La fabuleuse ne comprit pas, ou ne voulut pas comprendre. Elle se détourna du prétendant qui n’en serait jamais un à ses yeux et s’assit en tailleur sur la terre humide pour se concentrer sur la reconstitution de ses forces. En digne élève de Gerane, elle se préparait à tout. La nuit s’annonçait longue.



Le bon l’emportait parfois sur le mauvais, chez Yue. Parfois. Le plus souvent, elle se comportait en enfant capricieuse et autoritaire, aussi Bard suait-il sang et eau pour se retenir de l’étrangler, conscient que le moindre écart pouvait lui valoir les pires sévices. En sa qualité de partenaire de voltige, cependant, il lui arrivait plus facilement qu’à d’autres de dire le fond de sa pensée à la fillette.

— Je ne te comprendrai jamais, lui explosa-t-il sitôt qu’il fut retransformé en humain.

— Tant pis, lâcha-t-elle. Habille-toi, tu es indécent.

— Parce que tu sais ce qu’indécent veut dire, maintenant ?

— J’apprends des mots tous les jours.

— Pourtant, tu restes toujours aussi irrationnelle. Tu te rends compte que cette femme parlait d’Isaac ?

— Oui.

— Alors pourquoi tu t’es enfuie ?

— Parce qu’elle parlait d’Isaac, justement. Il est très bien chez les Adade. Je ne veux pas…

— Tu ne veux pas l’aider à retrouver sa famille ?

— Je suis sa famille.

— Tu n’es pas sa seule famille ! Vous ne vous connaissez que depuis quatre ans.

— Qu’est-ce que ça change ? Je suis sa grande sœur. Quand je serais adulte, j’aurai mon propre domaine avec plein d’esclaves où il vivra avec papa et moi. Si sa maman revient, elle vivra avec nous. En tous cas, personne n’emmènera Isaac loin de Terres Connues, pas même l’esprit de la lune.

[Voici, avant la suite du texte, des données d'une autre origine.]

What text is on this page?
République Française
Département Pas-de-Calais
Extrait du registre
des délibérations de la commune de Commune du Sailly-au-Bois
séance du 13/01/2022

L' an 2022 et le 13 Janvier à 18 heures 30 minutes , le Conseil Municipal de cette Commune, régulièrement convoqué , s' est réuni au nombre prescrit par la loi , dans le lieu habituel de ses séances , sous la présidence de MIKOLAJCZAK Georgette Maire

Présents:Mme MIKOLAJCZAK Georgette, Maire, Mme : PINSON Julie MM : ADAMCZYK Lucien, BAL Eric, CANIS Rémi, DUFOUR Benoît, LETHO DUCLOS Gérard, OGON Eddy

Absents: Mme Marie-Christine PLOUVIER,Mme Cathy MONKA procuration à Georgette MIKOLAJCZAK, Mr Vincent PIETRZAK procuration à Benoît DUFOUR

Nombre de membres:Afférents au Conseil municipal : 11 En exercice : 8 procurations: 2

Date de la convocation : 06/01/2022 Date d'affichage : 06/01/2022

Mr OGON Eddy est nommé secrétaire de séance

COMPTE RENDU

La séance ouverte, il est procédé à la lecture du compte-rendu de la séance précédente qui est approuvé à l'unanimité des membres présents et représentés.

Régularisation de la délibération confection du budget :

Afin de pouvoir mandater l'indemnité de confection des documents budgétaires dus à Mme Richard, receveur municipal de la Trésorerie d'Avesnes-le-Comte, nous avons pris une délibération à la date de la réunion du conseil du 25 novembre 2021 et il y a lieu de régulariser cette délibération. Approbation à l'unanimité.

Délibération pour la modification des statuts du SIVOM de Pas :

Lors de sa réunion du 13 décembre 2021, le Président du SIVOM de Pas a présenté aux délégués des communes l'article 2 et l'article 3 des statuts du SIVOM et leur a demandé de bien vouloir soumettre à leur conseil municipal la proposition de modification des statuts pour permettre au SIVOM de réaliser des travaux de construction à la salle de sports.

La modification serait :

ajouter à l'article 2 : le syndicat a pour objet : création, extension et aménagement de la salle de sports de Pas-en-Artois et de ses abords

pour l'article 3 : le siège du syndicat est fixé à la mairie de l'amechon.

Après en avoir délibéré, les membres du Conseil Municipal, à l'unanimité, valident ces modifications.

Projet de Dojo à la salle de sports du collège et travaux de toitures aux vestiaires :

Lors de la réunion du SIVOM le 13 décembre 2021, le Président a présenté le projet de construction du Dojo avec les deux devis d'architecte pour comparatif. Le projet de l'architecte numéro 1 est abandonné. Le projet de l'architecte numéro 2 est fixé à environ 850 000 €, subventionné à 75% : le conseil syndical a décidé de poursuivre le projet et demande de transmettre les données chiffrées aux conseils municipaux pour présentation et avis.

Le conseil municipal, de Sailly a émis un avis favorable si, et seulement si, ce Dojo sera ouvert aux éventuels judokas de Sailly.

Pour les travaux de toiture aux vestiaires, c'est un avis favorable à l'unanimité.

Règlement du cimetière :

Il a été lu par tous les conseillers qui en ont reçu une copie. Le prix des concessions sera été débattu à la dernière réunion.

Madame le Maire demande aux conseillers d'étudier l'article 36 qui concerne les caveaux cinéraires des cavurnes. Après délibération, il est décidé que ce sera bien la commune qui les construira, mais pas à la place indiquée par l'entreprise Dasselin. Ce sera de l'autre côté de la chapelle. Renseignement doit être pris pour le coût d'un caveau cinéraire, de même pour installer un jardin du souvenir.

Bard s’interrompit, le pied à moitié enfoncé dans sa botte, songeant que de toutes les inepties qu’elle proférait au quotidien, Yue venait de prononcer les plus égoïstes.

Pire, il se surprit à regretter de ne pas faire partie de son plan d’avenir naïf et égocentré. N’avait-elle pas de place pour lui au sein de son domaine fantasmé ? Ne serait-il qu’un des nombreux esclaves mentionnés par la fillette ?

— Entendu, Mestresse, lâcha-t-il amèrement.

— Ne m’appelle pas…

— Tu es Mestresse, Yue. Accepte-le une bonne fois pour toute.